Chapter 3. SpriteKit and 2D Game Design

Now that we understand the basics of coding in Swift, the generic flow and class structure of an iOS app, as well as the optional structuring of apps with storyboards and segues, we can move on to transforming our apps into playable games.

For this chapter, we will begin with the 2D game design and game development framework created exclusively by Apple for iOS game developers known as SpriteKit. SpriteKit first became available with iOS 7 to help simplify the game development process for the family of iOS devices. The framework runs a typical rendering loop to draw and update 2D objects/sprites to your game's scene. There's much going on behind the scenes to run this loop and draw your game sprites.
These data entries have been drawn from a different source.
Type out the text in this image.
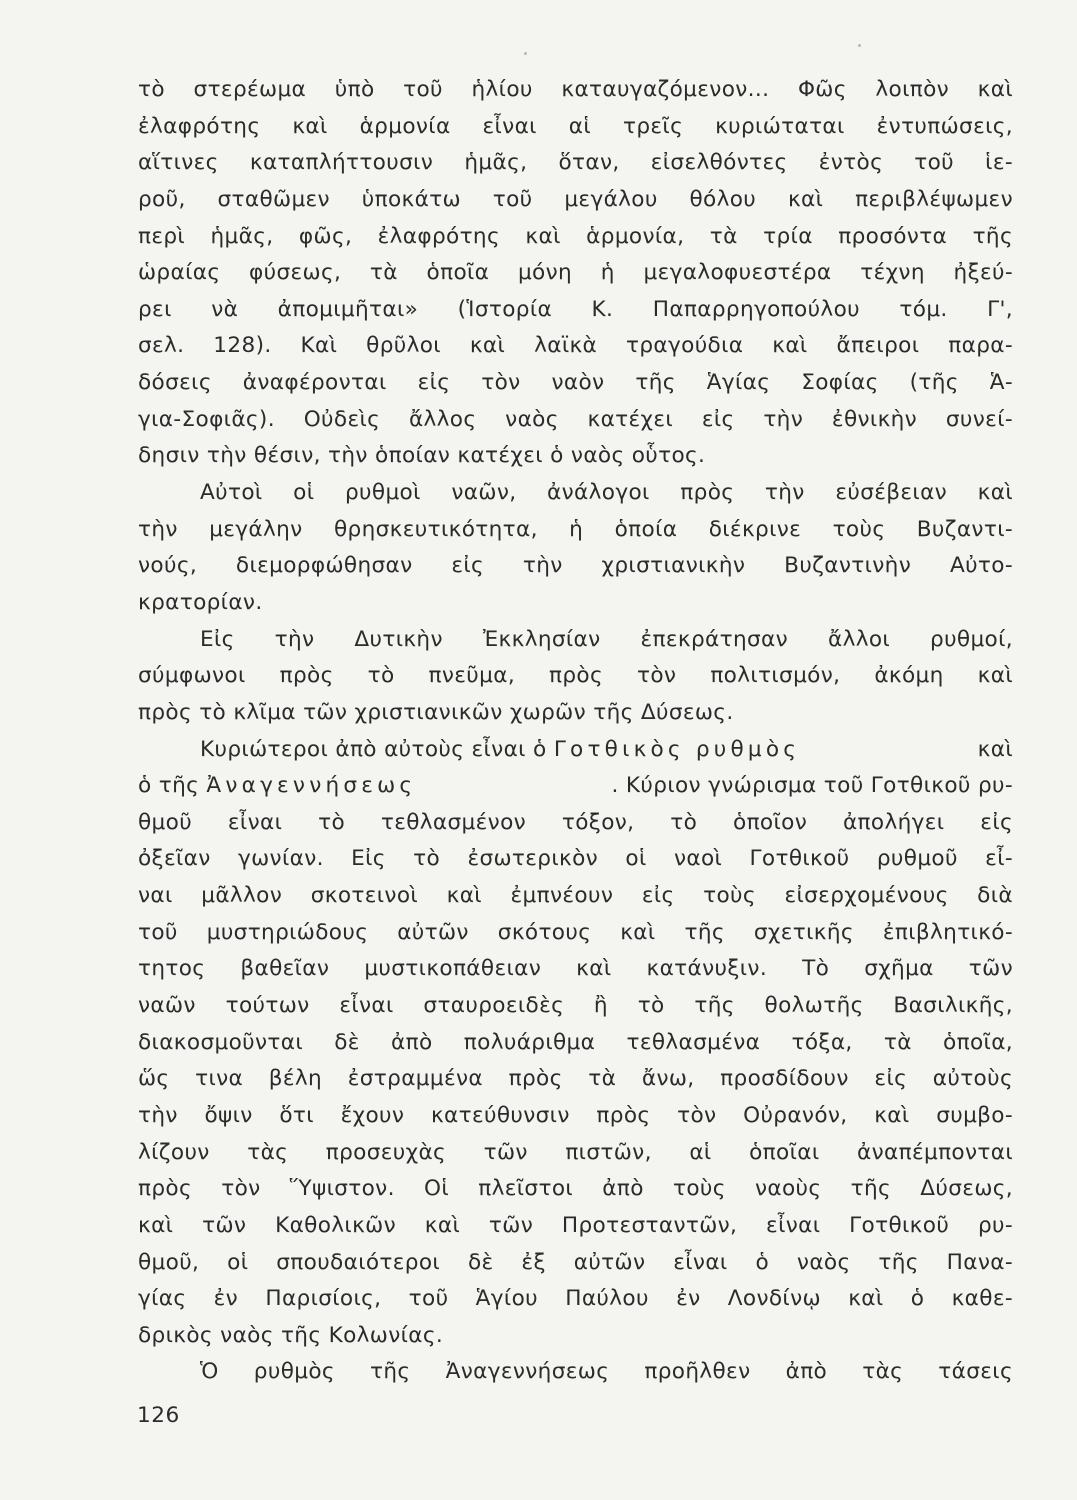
τὸ στερέωμα ὑπὸ τοῦ ἡλίου καταυγαζόμενον... Φῶς λοιπὸν καὶ
ἐλαφρότης καὶ ἁρμονία εἶναι αἱ τρεῖς κυριώταται ἐντυπώσεις,
αἵτινες καταπλήττουσιν ἡμᾶς, ὅταν, εἰσελθόντες ἐντὸς τοῦ ἱε-
ροῦ, σταθῶμεν ὑποκάτω τοῦ μεγάλου θόλου καὶ περιβλέψωμεν
περὶ ἡμᾶς, φῶς, ἐλαφρότης καὶ ἁρμονία, τὰ τρία προσόντα τῆς
ὡραίας φύσεως, τὰ ὁποῖα μόνη ἡ μεγαλοφυεστέρα τέχνη ἠξεύ-
ρει νὰ ἀπομιμῆται» (Ἱστορία Κ. Παπαρρηγοπούλου τόμ. Γ',
σελ. 128). Καὶ θρῦλοι καὶ λαϊκὰ τραγούδια καὶ ἄπειροι παρα-
δόσεις ἀναφέρονται εἰς τὸν ναὸν τῆς Ἁγίας Σοφίας (τῆς Ἁ-
για-Σοφιᾶς). Οὐδεὶς ἄλλος ναὸς κατέχει εἰς τὴν ἐθνικὴν συνεί-
δησιν τὴν θέσιν, τὴν ὁποίαν κατέχει ὁ ναὸς οὗτος.
Αὐτοὶ οἱ ρυθμοὶ ναῶν, ἀνάλογοι πρὸς τὴν εὐσέβειαν καὶ
τὴν μεγάλην θρησκευτικότητα, ἡ ὁποία διέκρινε τοὺς Βυζαντι-
νούς, διεμορφώθησαν εἰς τὴν χριστιανικὴν Βυζαντινὴν Αὐτο-
κρατορίαν.
Εἰς τὴν Δυτικὴν Ἐκκλησίαν ἐπεκράτησαν ἄλλοι ρυθμοί,
σύμφωνοι πρὸς τὸ πνεῦμα, πρὸς τὸν πολιτισμόν, ἀκόμη καὶ
πρὸς τὸ κλῖμα τῶν χριστιανικῶν χωρῶν τῆς Δύσεως.
Κυριώτεροι ἀπὸ αὐτοὺς εἶναι ὁ Γοτθικὸς ρυθμὸς	καὶ
ὁ τῆς Ἀναγεννήσεως	. Κύριον γνώρισμα τοῦ Γοτθικοῦ ρυ-
θμοῦ εἶναι τὸ τεθλασμένον τόξον, τὸ ὁποῖον ἀπολήγει εἰς
ὀξεῖαν γωνίαν. Εἰς τὸ ἐσωτερικὸν οἱ ναοὶ Γοτθικοῦ ρυθμοῦ εἶ-
ναι μᾶλλον σκοτεινοὶ καὶ ἐμπνέουν εἰς τοὺς εἰσερχομένους διὰ
τοῦ μυστηριώδους αὐτῶν σκότους καὶ τῆς σχετικῆς ἐπιβλητικό-
τητος βαθεῖαν μυστικοπάθειαν καὶ κατάνυξιν. Τὸ σχῆμα τῶν
ναῶν τούτων εἶναι σταυροειδὲς ἢ τὸ τῆς θολωτῆς Βασιλικῆς,
διακοσμοῦνται δὲ ἀπὸ πολυάριθμα τεθλασμένα τόξα, τὰ ὁποῖα,
ὥς τινα βέλη ἐστραμμένα πρὸς τὰ ἄνω, προσδίδουν εἰς αὐτοὺς
τὴν ὄψιν ὅτι ἔχουν κατεύθυνσιν πρὸς τὸν Οὐρανόν, καὶ συμβο-
λίζουν τὰς προσευχὰς τῶν πιστῶν, αἱ ὁποῖαι ἀναπέμπονται
πρὸς τὸν Ὕψιστον. Οἱ πλεῖστοι ἀπὸ τοὺς ναοὺς τῆς Δύσεως,
καὶ τῶν Καθολικῶν καὶ τῶν Προτεσταντῶν, εἶναι Γοτθικοῦ ρυ-
θμοῦ, οἱ σπουδαιότεροι δὲ ἐξ αὐτῶν εἶναι ὁ ναὸς τῆς Πανα-
γίας ἐν Παρισίοις, τοῦ Ἁγίου Παύλου ἐν Λονδίνῳ καὶ ὁ καθε-
δρικὸς ναὸς τῆς Κολωνίας.
Ὁ ρυθμὸς τῆς Ἀναγεννήσεως προῆλθεν ἀπὸ τὰς τάσεις
126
Thankfully, Apple built the first party game development frameworks to do much of the heavy lifting for us. This way, we can focus more on making the game itself without worrying too much about how that game will connect and run with the hardware, something developers in the past had to contend with.

Every update of iOS and Xcode continues to add more tools and frameworks to improve the ease of game design, including the companion framework introduced first at WWDC15 for iOS 9 known as GameplayKit. GameplayKit can allow us to separate, copy, and modularize the game logic and even copy for use in future game projects, be it SpriteKit or the 3D framework of our next chapter, SceneKit. We will go over GameplayKit in later chapters as well. At the end of this chapter, we will look at a complete game example that is for a simple game in its gameplay but somewhat complex in its logic.

A brief history of iOS game development engines

SpriteKit and the 3D game framework, SceneKit, were not the first methods used for developing games in iOS. We'll quickly see why it became a welcomed addition to the developer toolset. Initially, we, the game developers, had to practically talk directly with the GPU using the OpenGL API to put both 2D and 3D graphics/vertices on to the screen. On the upper level, there always was Foundation and CocoaTouch to interact with user gestures to manipulate UIKit objects, but dealing with game development essentials, such as SpriteSheets, mipmaps, normal maps, partial emitters, bounding boxes, and culling, involved some level of lower-level structuring. Apple made those calls to various graphics buffers and VBOs slightly easier when they created their GLKit framework in 2011. Thankfully, various third-party frameworks, such as Cocos2D, Box2D, Sparrow, GameMaker, Unity, Unreal Engine, and others made this process less engineering-intensive in an effort to keep the design aspect of game design the focus. GameMaker, Unity, and Unreal Engine are more sandboxing- / drag-and-drop-styled engines akin to the mentality behind storyboards and segues, while engines such as Cocos2D and Sparrow are more code-heavy / boilerplate OOP structures that shortcut the initial coding buildup. Engines such as Unity and Unreal Engine are great in that they offer a more hands-on sandboxing-type environment with various features that simplify the MVC model. Some drawbacks to such engines are that they are sometimes closed source, usually cost money to utilize to their fullest and aren't device-specific (Unity particularly falls into this category). Working with these visual engines could sometimes lead to optimizations being required in platform-specific IDEs such as Xcode, due to a sometimes one-size-fits-all methodology. Apple's SpriteKit and the 3D API, SceneKit which we'll see later, give us a first-party platform-specific middle ground that grants the developer both upper-level API editing, but even lower-level graphic API (OpenGL/Metal) customizations.

Note

The negatives to sandbox/drag-and-drop-styled engines have decreased over time. Engines used by AAA studios, such as Unreal Engine, Unity, Havok, and others have lessened their upper-level ambiguity between the API and targeted devices' lower-level code. A good example of this would be Unity's IL2CPP, which converts the upper-level API calls directly to fast device-specific C++ code. This includes code and graphics pipeline optimizations that make use of Apple's slim Metal API. This homogenization of upper level applications with traditional boilerplate code now allows developers from all skill levels to make amazing games. That is why from iOS 8, iOS 9, and onwards, the Apple game development frameworks adopted a more visual design methodology. Xcode 7 introduced game state machines, components, and the ability to edit/copy and reuse player actions and animations throughout your projects. This allows developers to work specifically in iOS/Xcode while utilizing the visual design benefits of the device-independent game engines.

For this chapter, we will learn how to make a tile puzzle game named SwiftSweeper using the SpriteKit framework and with a more traditional boilerplate code method. This means that we will make our first demo game in a code-heavy / model-centric fashion. Not only will this give us a look into the inner workings of SpriteKit's code but it will also let us utilize more from the Swift programming language from Chapter 1, The Swift Programming Language.

We will conclude this chapter by briefly mentioning Apple's latest SpriteKit demo game, DemoBots, which utilizes more of the visual tools/frameworks from Xcode 7 and later. Seeing the more code-intensive method first though will later let us appreciate the time saved with these newer tools.

Apple has gone out of their way to mimic the visual design methodology to game design seen in other engines since game design is as much about code/logic as it is about art and design.